La casa invisible




Fue una casa invisible, una casa transparente, llana, vacía. Una casa hueca, austera. Pálida y enferma.
Desde el suspiro de esa casa yo, ciega y vidente, palpé al destino y la elegí como quién desea enfrentarse con lo temido.


La casa invisible negó siempre ser habitada. Desde que emergió en lo alto, sus pies fueron pesados, lentos e inmóviles; sus camas no le conciliaron el sueño a aquél que duerme, y aquellas ventanas pertenecientes, extinguieron la luz genuina de un afuera, dejando que el verde inverosímil trepase por las paredes sin sol.

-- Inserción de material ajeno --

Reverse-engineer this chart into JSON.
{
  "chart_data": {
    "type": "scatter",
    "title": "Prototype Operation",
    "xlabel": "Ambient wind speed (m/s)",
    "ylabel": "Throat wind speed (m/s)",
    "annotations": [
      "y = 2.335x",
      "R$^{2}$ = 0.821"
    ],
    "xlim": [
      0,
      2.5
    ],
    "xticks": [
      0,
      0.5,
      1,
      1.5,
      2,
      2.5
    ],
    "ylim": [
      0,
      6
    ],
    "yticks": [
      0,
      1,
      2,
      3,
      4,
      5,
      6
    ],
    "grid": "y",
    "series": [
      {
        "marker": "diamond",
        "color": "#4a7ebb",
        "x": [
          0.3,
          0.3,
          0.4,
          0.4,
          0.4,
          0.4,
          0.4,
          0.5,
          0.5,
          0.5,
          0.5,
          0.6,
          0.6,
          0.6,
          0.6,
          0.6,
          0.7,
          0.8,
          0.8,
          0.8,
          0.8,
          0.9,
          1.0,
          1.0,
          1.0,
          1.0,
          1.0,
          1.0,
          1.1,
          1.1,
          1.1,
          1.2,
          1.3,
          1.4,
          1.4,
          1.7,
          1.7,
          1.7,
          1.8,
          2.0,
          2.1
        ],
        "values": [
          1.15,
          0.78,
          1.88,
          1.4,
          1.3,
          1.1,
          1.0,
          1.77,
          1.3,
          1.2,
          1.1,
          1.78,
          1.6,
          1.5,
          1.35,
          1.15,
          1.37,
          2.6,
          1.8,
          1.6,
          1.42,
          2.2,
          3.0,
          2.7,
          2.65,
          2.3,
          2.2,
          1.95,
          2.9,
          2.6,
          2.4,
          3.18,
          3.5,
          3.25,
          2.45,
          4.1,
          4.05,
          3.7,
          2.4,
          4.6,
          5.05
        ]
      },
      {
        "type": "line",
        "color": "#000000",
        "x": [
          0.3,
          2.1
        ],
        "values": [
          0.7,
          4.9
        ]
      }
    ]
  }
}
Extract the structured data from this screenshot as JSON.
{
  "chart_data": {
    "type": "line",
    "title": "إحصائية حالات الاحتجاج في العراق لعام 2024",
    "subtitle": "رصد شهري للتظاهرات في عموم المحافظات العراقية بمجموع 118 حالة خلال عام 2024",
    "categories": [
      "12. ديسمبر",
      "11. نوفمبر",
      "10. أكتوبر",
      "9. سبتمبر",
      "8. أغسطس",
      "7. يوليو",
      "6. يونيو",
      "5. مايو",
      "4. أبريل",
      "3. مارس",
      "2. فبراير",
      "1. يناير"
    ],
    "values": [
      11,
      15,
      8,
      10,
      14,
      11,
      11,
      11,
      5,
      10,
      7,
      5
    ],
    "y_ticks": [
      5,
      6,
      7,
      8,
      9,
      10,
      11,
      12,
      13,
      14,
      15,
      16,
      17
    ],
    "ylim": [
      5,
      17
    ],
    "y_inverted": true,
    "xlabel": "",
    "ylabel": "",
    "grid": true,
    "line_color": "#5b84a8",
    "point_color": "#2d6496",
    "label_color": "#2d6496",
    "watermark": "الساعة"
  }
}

Yo, allí, con mis tres brazos inmóviles y el cuerpo partido en dos partes, interpreté la búsqueda atravesando una luz oscura para verla. Hacia adentro, deseaba caer y encontrarme; encontrar todo lo ello que no fui fuera. Ocupar el lugar reacio de la casa y torcer lo ya predicho.

El todo, lo mío, allí.
Todo, 
una cama vieja y su manta de lana,
una heladera ajena,
mis tres plantas casi secas,
y el mueble celeste, como primer caricia dentro.

Pero de tan invisible, el pesar del habitar observaba las cosas que nunca fueron.
-¡Fuera, fuera! –gritaba.

Sin escuchar, llené con estantes y libros los espacios vacíos; un velador con forma de mundo y aquellos placares antiguos puestos en otro lugar.
Cosas al centro de la casa, ubicadas en un círculo fuera de la casa, todo invisible.
Acostumbrada a no ser y buscando ser allí dentro, me arrojé al infinito triángulo equilátero de verdades. Entré en la casa invisible y me busqué, allí también, invisible. Entré yo, con todas las cosas del mundo, para disponerlas estables e inmóviles.
Pues todas ellas ocuparon el espacio inhabitable para pertenecer a algún mundo, construir mi mundo.

Y la casa era casa, y yo y ella, invisibles.

Tenue y fugaz, me encontraba invadiendo el lugar sin escuchar ni el grito sordo de las puertas, ni a los visitantes nocturnos que venían a inquietarme jugando con mis miedos.
Y puedo suponer que colmé toda evidente invisibilidad.

La forma resplandecía por mi conquista, por la ubicación que le otorgué a las cosas; evadiendo la esencia incomprensible que consumaba su ser en aquello que era.


Sin que el tiempo juntase remordimientos, la casa invisible respiró hondo, sintiendo que aquel suspiro llamaba su naturaleza a ser.
Sin poder detenerse, la casa invisible despertó y buscó con impulso encontrarme allí dentro. Atravesó todas las puertas, las paredes y techos; buscó debajo de las sábanas y dentro de los placares, en cajas vacías y sobres de cartas, intentando explicar su soledad; pero yo no estaba allí. No en ese momento.

Y ciega, llegué.

Al abrir la puerta, la casa se mostró visible y sangrante, y por primera vez pude verla, dolida.
Quería que hablásemos, que me explicara cómo, las razones que no entendía; pero no dejó que me acercase, y duró tan sólo dos instantes de lágrimas su vislumbre.

En medio de la tierra vacía, pude ver como se había llevado todo consigo en ese discurso al cielo. Todo aquello que conformaba mi mundo, todo lo había hecho invisible para mí.

Arrodillada, dejé entonces que el viento se llevara mi cuerpo, mis palabras, mis disculpas; y caí en lo invisible de mi no ser. Me arrojé como semilla que no germina hacia el suelo envejecido y lloré diez mil años luz, desde el corazón del cielo hasta el punto concéntrico de la tierra.